One web site I visited listed 11 negative side effects of using cannabis . They are addiction, memory loss, social anxiety disorders (such as depression, anxiety and even schizophrenia), paranoia, heart damage, lung problems (similar to tobacco), low testosterone, appetite irregularities, risk of greater potency, decrease in motor responses and poor decisions. It won’t take long until the U.S. has “Mothers Against Driving High.”

Between 2013 and 2014, shortly after Colorado legalized recreational weed, emergency room visits doubled. Is this what we want in central Missouri?

As Missourians I hope we don’t make marijuana legal only to wish we hadn’t 10 to 20 years from now.

It’s funny but I remember not too long ago when some of the same people who are promoting this issue fought to pass laws requiring restaurants and bars and all public buildings to become smoke free. 

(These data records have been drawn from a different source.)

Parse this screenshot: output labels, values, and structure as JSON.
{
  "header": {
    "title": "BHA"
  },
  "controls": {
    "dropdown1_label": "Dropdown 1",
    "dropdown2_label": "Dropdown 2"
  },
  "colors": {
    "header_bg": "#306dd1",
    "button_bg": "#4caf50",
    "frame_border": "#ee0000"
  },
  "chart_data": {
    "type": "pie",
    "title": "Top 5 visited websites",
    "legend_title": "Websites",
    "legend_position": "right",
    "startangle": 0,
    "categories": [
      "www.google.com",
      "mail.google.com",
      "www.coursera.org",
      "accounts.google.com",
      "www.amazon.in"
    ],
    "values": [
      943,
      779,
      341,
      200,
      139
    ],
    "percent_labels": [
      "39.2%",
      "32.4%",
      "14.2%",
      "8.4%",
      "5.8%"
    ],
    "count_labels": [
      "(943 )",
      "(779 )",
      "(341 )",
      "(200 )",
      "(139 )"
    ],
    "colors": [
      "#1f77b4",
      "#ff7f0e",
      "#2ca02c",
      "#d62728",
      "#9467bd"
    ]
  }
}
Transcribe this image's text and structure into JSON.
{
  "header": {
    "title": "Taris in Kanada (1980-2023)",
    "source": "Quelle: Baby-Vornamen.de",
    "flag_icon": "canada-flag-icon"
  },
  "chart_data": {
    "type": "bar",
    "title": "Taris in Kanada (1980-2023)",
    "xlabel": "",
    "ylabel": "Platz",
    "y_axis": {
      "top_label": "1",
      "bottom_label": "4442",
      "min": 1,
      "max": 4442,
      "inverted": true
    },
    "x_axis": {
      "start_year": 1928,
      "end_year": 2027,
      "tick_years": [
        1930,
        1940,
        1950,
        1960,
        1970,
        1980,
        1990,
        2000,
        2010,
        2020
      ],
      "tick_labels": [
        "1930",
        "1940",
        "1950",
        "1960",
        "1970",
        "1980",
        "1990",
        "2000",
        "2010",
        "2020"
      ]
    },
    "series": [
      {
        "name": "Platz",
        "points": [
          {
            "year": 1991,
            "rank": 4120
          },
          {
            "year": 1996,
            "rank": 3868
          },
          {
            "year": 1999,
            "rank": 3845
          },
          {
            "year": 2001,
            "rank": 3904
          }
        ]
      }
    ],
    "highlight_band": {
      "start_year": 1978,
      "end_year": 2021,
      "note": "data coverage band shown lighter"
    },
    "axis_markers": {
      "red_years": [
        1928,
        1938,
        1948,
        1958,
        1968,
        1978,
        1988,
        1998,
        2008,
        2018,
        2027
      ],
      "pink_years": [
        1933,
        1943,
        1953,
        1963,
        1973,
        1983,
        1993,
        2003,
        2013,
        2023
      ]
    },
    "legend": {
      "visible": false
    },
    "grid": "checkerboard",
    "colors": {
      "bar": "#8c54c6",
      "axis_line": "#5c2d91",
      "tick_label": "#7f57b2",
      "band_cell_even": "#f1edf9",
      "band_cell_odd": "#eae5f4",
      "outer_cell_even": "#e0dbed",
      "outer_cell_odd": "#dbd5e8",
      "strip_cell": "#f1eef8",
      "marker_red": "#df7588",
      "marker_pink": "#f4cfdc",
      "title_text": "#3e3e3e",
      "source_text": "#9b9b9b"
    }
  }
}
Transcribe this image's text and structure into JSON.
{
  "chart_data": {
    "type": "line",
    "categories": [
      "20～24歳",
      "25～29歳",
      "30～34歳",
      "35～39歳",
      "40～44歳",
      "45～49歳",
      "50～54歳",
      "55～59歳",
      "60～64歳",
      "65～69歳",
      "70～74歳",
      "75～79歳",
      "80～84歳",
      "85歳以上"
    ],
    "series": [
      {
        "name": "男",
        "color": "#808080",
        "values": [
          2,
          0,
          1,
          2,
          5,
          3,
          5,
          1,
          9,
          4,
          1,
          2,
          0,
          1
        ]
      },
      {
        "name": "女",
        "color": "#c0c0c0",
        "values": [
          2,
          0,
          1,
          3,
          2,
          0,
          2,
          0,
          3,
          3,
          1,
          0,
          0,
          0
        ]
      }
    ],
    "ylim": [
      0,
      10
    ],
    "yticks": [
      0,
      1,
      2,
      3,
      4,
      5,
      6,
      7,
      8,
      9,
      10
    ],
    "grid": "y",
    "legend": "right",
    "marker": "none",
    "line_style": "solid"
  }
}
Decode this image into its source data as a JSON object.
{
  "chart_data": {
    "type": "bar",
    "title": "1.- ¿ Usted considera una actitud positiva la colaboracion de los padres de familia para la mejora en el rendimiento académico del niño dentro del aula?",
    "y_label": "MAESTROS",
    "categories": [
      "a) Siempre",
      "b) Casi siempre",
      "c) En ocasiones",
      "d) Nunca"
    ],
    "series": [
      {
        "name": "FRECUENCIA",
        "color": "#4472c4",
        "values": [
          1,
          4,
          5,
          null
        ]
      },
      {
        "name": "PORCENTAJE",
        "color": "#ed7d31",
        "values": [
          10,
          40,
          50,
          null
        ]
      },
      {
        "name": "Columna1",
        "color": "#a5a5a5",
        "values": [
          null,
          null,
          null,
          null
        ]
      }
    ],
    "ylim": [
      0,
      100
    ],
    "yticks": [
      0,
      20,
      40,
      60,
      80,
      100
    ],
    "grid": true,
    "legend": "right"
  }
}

You don’t hear much about that anymore.

Now these same people are telling us that it is ok to smoke marijuana. It doesn’t make sense to me.

One of the reasons that weed is becoming more popular with many state governments is money. Cash strapped states want the tax money from this drug like the taxes they receive from tobacco.

Just like tobacco, I predict that the ones who will suffer the most from weed will be the poor.

To be fully honest, as a newspaper owner I should be all for the legalization of pot. In states where it is legal newspapers have had a boom in advertising for marijuana. I could easily say that like cigarettes it won’t do me any harm.

Here in Missouri we have the opportunity to save countless lives that could be ruined by marijuana by voting against these measures.

If you could go back in time what wrong or mistake would you like to correct?